4 thoughts on “The Harrowing/Heartwarming Parent Moment of the Week

  • Oh Kristen, I have lived that day. Different details, but THAT day. Now, it does make a great story, but primarily because it’s been at least 5 years and I’m not currently living it or cleaning up the mess (one small part of THAT day: one young toddler decided that the only possible action to take at the moment I stepped out to set the sprinkler in the back yard during snack was to empty his messy diaper into his sister’s bowl of strawberry rhubarb sauce and thoroughly mix it up with a spoon. My spoon. From my kitchen my spoon. In my bowl.). Sadly, at the end of the day I don’t think I could reflect with as much gratefulness on my responses as you. I remember arriving at my mother in law’s home late that night after more adventures and travel and she came out to greet me. I opened those van doors and said something to the effect of “they’re yours, just take them, I’ll come in later…” 🙂
    Thank you for the reminder of what’s really important in the midst of all this parenting/learning!

  • That day was a Wednesday, I blog on Sunday mornings.
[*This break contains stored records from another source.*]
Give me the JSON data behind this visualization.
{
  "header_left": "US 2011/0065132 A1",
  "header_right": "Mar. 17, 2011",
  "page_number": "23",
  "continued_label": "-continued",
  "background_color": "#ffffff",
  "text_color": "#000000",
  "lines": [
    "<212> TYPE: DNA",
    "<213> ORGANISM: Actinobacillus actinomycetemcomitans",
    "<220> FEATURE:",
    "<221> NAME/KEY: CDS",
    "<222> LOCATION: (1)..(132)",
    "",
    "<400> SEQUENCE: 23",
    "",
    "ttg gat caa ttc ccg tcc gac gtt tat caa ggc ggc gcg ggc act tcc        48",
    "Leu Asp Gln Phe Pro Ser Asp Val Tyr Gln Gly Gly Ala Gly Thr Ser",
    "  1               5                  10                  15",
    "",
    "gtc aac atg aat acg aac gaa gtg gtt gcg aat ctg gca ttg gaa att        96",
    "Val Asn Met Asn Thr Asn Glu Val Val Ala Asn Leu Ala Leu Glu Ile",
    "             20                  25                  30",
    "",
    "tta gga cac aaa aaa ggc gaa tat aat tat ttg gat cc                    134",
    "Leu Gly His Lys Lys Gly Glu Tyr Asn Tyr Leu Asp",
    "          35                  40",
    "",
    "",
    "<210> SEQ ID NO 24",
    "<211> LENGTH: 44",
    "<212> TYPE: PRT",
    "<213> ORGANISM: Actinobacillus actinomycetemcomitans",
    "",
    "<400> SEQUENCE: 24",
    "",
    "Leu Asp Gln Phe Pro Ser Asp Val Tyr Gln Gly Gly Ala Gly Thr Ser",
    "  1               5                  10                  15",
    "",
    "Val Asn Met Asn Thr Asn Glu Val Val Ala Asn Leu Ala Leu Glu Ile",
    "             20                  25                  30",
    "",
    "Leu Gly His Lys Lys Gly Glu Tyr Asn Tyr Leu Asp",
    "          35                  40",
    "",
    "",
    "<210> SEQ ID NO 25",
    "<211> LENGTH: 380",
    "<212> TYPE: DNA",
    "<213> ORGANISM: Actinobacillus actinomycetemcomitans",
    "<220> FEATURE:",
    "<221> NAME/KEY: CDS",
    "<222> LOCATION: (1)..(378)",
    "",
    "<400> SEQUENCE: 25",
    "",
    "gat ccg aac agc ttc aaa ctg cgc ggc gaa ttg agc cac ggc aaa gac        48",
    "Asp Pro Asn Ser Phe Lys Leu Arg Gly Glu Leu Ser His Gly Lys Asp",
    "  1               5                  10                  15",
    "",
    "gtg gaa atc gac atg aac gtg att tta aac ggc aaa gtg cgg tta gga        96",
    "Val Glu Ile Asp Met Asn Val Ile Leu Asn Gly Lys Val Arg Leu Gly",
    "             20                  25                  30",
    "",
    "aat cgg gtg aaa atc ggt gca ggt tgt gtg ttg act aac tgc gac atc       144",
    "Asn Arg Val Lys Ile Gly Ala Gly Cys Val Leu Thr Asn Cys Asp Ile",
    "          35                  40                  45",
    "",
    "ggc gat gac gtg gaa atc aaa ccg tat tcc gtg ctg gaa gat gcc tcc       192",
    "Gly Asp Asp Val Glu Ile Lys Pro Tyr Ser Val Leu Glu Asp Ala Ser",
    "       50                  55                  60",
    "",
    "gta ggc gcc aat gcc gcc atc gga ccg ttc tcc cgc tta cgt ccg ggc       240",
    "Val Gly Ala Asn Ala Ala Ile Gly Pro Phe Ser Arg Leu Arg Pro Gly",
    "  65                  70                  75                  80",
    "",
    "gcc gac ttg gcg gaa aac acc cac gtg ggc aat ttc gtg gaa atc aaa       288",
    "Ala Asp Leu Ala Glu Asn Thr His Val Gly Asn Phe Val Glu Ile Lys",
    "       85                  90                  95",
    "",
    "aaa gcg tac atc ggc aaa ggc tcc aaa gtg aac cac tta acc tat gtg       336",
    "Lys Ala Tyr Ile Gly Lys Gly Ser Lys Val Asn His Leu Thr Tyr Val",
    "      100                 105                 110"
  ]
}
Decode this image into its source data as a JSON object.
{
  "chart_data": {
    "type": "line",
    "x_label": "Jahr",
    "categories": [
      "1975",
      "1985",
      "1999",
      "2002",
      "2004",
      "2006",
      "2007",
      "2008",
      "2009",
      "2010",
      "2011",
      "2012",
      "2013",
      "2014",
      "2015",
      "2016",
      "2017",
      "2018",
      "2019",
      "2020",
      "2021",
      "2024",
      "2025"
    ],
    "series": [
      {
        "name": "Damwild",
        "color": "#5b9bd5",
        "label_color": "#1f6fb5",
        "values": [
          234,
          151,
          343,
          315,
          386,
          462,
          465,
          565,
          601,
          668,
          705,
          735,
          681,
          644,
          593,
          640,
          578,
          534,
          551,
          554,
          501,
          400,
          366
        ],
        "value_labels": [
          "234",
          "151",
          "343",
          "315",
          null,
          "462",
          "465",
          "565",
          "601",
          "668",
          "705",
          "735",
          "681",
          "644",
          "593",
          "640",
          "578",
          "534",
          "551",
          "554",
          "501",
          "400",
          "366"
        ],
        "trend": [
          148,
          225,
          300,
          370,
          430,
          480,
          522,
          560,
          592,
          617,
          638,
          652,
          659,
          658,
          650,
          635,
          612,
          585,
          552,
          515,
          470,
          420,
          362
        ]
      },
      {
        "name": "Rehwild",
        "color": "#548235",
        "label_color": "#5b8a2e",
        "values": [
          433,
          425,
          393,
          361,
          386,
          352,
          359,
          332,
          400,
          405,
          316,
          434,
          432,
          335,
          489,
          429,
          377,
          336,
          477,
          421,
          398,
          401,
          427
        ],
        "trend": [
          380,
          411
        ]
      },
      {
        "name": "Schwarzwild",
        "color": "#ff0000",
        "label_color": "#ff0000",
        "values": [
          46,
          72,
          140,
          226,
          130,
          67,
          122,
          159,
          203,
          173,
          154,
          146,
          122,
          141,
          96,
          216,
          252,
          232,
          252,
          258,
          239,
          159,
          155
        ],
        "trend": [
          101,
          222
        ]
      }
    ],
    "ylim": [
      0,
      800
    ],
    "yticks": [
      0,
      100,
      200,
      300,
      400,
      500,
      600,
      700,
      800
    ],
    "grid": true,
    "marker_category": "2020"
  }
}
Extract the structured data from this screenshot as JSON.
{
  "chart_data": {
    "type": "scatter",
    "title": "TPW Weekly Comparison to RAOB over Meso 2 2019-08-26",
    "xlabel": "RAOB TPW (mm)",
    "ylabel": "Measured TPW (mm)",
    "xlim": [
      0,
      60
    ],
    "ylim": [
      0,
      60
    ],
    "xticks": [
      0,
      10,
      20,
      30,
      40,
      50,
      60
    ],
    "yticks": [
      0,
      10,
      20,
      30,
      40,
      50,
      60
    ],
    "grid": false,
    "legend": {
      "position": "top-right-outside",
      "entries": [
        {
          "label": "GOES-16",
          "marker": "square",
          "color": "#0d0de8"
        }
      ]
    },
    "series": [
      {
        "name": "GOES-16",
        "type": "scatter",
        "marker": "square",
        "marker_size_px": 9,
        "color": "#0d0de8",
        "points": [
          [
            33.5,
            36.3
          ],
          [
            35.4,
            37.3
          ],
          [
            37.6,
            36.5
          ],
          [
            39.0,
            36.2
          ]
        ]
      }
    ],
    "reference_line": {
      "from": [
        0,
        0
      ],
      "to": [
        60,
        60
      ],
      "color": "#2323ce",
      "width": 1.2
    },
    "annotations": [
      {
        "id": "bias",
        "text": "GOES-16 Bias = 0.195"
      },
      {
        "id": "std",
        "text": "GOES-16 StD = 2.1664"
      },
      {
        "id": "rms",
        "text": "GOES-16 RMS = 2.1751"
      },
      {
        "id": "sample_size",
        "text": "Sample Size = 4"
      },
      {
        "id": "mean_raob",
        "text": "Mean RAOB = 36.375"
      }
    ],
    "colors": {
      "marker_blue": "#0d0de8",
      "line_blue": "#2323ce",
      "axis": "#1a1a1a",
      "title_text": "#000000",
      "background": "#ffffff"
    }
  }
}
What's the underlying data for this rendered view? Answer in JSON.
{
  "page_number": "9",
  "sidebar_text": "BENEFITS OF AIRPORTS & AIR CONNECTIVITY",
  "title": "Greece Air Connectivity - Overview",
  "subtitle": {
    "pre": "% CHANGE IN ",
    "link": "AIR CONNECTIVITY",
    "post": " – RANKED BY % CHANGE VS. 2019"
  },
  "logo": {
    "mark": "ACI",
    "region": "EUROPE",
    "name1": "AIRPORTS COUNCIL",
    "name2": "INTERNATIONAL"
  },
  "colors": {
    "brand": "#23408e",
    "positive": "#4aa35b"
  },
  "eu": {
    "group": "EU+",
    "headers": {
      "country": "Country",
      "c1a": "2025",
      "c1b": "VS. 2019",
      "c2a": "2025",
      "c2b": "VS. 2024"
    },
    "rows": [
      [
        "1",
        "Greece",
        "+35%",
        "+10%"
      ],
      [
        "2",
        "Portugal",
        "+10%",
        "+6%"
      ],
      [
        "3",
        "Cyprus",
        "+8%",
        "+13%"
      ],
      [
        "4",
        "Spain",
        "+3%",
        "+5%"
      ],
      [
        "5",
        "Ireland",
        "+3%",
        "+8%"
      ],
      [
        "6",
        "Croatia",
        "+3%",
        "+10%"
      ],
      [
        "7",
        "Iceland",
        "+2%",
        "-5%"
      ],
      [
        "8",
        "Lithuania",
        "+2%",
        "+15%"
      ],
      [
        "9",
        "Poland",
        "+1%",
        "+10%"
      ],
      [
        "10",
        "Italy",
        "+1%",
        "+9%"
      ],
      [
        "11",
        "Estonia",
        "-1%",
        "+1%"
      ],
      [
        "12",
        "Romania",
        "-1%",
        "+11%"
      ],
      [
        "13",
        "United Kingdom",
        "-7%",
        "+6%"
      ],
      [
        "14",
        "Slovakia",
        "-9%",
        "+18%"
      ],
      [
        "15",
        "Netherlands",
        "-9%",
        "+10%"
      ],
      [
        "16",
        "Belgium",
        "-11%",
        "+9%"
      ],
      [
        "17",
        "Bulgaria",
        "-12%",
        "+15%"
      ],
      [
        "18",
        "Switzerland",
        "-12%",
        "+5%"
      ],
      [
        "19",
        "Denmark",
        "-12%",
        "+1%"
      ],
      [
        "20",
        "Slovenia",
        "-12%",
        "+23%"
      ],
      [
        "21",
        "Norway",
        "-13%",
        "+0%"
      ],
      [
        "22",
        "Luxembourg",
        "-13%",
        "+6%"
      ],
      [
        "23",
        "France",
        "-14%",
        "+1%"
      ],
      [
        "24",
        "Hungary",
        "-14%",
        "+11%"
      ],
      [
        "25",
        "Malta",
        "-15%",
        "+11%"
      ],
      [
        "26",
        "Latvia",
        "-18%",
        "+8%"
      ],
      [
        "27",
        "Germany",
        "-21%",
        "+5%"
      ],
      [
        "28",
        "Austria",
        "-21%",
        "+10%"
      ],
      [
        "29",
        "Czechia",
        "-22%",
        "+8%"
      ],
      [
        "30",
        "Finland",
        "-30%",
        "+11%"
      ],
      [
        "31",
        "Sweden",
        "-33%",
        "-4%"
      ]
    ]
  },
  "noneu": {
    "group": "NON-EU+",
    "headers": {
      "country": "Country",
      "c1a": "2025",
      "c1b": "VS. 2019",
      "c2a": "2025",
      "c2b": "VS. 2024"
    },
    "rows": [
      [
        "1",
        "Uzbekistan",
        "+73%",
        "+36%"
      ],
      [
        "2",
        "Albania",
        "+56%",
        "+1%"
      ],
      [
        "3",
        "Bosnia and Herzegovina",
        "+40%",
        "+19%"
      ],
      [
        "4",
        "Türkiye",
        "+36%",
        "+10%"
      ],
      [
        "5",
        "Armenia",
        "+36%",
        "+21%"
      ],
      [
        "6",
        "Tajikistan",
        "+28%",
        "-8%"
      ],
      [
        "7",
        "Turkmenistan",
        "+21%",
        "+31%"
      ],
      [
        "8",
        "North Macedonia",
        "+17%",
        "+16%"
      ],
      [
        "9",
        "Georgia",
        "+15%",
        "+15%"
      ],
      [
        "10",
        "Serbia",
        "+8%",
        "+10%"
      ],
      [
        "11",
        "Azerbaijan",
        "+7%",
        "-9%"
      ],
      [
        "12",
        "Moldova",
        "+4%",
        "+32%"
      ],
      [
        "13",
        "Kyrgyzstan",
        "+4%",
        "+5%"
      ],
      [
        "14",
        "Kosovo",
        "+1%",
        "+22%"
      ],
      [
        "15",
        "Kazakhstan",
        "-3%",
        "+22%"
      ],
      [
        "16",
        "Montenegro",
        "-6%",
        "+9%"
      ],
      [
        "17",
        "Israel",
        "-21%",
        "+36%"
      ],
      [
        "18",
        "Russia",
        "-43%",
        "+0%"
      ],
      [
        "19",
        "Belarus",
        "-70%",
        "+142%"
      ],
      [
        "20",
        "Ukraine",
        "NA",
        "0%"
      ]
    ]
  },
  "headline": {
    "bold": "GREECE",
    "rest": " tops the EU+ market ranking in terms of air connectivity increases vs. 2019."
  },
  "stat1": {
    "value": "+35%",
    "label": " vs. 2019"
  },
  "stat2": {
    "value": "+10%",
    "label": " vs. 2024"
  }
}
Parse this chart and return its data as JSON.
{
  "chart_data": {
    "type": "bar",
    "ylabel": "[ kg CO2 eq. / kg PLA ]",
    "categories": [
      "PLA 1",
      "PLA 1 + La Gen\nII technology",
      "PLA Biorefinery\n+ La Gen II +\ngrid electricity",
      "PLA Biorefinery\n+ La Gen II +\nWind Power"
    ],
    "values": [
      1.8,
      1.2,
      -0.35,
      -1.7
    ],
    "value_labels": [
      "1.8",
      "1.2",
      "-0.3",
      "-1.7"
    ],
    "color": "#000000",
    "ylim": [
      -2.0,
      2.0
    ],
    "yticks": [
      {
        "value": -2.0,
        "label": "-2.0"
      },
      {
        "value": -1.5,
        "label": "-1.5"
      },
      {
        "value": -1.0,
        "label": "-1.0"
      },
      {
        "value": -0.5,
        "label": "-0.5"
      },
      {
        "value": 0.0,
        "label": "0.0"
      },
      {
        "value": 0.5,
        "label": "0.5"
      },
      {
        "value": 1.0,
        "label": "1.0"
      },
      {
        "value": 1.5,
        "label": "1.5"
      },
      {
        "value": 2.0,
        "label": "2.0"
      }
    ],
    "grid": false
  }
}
It took that long for me to get my eyebrows smashed back down to where they were supposed to go and be capable of putting all of those details into something more coherent than general frothing, followed by a mixture of shouted “No Don’t You Dare” s and random sobbing. Poop and Rhubarb! That is just the height of YUCK! You cannot know how glad I am that another mother has lived this day. Not that I would wish it on anyone, but since I had to go through it…well I guess I would wish just a little bit. Misery loves company you know. And you seemed so normal and sane at camp. There is hope for me yet, perhaps I am not permanently damaged after all.

  • Liz Dewsnap

    Bless you dear Kristen. Yes, you WILL laugh one day (it will be a while I suspect) – think about the leverage you will have when they start to date! By the way, I did not laugh, I whimpered….

  • Samantha T

    Wow, what a disaster.

    Yes, someday, when all three boys are much older, you will look back on this and laugh about it.